Dual Attention Stimulus
EMDR Concept
The core mechanism in EMDR: holding attention on a difficult memory while simultaneously tracking a rhythmic left-right stimulus — eye movements, alternating sounds, or taps.
Also known as: DAS, dual attention, dual attention stimulation
Dual attention stimulus (DAS) is the technical name for the split attention at the heart of EMDR practice: one part of your awareness stays on the memory, image, or belief you are working with, while another part tracks a rhythmic left-right stimulus. The stimulus can be visual (eyes following a moving point), auditory (tones alternating between ears), or tactile (gentle taps alternating on the body). The split is deliberate — both channels are active at once.
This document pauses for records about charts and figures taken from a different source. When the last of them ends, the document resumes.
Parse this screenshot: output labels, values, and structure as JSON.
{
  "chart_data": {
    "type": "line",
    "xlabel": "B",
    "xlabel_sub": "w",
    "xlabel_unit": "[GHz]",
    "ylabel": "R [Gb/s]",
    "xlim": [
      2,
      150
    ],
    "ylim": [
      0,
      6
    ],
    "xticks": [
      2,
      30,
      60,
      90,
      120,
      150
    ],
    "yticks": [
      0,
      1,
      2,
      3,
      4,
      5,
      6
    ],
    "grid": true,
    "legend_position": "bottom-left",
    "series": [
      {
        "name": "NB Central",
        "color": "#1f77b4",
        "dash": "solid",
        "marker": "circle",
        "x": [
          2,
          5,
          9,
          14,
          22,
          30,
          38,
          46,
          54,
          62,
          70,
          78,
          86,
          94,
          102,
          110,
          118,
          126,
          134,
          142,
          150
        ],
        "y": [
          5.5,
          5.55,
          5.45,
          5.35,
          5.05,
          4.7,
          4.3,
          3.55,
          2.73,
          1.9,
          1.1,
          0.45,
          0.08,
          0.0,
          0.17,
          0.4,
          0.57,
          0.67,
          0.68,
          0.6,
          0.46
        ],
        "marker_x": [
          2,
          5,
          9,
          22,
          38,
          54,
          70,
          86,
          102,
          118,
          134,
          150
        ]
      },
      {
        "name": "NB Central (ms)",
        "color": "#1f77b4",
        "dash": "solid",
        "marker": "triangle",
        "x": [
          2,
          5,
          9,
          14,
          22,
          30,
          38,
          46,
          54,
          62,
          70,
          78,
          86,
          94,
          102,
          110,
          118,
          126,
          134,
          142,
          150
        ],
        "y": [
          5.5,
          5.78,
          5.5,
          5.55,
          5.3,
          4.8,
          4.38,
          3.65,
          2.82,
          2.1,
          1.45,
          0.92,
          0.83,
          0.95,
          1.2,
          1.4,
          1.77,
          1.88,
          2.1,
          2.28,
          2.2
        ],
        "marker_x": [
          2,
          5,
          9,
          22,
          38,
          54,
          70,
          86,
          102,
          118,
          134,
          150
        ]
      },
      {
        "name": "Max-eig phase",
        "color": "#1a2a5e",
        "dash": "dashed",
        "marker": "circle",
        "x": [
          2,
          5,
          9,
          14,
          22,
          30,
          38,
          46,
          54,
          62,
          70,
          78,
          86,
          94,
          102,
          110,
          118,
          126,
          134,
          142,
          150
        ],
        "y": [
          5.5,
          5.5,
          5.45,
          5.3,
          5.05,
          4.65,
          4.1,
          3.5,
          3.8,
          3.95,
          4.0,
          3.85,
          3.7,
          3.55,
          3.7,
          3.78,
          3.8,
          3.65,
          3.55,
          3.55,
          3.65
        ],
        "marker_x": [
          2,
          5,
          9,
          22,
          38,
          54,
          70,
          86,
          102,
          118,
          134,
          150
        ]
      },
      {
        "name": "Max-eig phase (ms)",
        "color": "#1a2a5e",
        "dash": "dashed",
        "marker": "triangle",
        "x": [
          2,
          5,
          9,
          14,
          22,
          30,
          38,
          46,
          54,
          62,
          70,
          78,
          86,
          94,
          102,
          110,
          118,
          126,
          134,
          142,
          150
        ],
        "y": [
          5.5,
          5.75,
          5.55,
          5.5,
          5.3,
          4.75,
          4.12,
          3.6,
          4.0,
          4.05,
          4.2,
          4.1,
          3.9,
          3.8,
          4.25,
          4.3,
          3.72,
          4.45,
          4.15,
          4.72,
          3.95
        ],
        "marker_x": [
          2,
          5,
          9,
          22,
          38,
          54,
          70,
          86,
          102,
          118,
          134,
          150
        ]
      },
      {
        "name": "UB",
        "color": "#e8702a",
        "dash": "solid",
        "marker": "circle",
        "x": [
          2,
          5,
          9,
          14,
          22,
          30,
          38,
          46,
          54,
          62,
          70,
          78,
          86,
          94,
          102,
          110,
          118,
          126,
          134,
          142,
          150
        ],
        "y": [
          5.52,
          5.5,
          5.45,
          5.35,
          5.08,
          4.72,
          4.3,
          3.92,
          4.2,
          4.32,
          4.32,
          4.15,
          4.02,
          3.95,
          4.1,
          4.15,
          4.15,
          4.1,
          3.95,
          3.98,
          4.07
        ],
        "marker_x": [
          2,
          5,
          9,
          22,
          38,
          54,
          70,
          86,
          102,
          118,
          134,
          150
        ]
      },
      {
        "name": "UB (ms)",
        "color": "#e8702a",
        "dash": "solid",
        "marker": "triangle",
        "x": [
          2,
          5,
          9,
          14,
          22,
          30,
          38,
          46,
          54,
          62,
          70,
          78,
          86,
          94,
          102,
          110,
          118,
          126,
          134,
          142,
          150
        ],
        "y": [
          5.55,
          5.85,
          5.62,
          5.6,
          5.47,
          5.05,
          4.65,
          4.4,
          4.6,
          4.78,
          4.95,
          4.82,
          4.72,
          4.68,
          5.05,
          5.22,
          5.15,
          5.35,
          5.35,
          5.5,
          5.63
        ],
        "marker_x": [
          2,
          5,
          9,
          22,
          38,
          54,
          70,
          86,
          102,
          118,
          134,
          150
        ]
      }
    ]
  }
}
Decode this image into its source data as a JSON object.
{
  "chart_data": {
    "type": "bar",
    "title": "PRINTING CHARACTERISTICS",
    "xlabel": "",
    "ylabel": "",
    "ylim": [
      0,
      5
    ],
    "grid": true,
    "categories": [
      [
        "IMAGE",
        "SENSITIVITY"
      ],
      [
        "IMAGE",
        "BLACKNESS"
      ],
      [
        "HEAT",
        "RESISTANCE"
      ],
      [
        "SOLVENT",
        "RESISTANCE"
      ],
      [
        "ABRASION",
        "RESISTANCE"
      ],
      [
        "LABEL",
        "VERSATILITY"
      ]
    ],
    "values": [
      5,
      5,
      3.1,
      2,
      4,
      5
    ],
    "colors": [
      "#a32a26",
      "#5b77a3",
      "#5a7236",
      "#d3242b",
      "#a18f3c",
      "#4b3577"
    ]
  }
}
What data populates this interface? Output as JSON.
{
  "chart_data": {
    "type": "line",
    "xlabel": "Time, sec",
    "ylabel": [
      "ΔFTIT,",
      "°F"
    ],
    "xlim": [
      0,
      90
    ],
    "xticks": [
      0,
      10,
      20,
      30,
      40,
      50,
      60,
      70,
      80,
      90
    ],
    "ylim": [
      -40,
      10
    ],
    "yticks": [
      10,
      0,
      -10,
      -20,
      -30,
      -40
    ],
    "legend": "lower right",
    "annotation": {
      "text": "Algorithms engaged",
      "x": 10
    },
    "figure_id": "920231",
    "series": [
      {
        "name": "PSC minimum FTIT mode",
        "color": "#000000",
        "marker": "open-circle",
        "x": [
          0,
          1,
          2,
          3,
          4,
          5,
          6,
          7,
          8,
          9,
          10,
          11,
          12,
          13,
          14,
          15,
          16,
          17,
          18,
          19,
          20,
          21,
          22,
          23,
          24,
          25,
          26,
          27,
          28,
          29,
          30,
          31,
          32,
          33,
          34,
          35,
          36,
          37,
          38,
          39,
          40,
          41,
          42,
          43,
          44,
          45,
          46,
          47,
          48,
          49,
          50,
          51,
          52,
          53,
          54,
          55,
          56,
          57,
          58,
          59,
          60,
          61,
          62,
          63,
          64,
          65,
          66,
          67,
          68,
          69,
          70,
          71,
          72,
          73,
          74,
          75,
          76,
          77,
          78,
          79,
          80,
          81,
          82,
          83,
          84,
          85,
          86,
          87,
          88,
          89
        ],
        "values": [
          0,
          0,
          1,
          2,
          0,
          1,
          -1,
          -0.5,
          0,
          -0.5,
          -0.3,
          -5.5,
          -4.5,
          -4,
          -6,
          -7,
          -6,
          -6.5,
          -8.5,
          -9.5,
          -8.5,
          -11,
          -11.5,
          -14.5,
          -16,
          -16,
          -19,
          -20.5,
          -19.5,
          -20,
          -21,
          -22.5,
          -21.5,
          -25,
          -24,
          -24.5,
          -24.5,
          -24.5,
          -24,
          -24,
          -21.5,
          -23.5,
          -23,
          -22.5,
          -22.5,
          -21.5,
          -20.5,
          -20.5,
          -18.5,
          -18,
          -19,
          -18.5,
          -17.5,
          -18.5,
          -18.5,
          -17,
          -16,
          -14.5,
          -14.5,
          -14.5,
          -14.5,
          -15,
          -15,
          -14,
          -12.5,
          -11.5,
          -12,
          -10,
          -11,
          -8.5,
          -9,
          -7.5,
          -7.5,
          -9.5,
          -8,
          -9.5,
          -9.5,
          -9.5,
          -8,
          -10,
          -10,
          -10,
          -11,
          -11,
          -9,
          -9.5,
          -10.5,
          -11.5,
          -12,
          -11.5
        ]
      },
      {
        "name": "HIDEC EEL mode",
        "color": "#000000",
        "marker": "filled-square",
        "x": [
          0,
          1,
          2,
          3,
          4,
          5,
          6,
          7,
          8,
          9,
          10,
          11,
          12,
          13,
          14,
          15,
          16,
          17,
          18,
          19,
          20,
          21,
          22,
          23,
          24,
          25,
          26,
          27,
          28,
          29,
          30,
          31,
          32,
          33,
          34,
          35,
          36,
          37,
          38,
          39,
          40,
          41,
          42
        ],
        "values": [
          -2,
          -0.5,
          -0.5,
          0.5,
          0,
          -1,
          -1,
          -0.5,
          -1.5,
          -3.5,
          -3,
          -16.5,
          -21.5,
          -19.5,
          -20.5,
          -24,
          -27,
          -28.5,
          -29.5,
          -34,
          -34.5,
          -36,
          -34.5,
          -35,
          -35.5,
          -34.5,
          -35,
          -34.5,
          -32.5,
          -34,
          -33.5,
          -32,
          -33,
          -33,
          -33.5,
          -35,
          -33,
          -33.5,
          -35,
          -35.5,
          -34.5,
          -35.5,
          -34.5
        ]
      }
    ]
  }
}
Researchers think this matters for two reasons. First, the working-memory system has limited capacity. Asking it to hold a vivid memory and track a moving stimulus at the same time reduces how vivid the memory feels, which is part of why its emotional charge softens. Second, the rhythmic left-right pattern resembles the eye movements of REM sleep, a state in which the brain appears to do its own emotional processing work.
What “dual attention” means in practice
- You are not trying to suppress the memory. You are holding it lightly while the stimulus moves.
- You are not trying to focus intensely on the stimulus either. You are tracking it naturally while the memory remains in mind.
- The right balance often feels like a “mostly stimulus, partly memory” split — the memory is present but no longer the loudest thing in the room.
How it shows up in different modalities
Dual attention stimulus is the same mechanism whether you’re using:
- Visual tracking of a dot moving across a screen
- Alternating tones delivered through headphones
- The butterfly hug — crossed arms tapping alternately on shoulders
- Any other rhythmic left-right input
What matters is the split attention and the rhythmic alternation — not the specific sensory channel.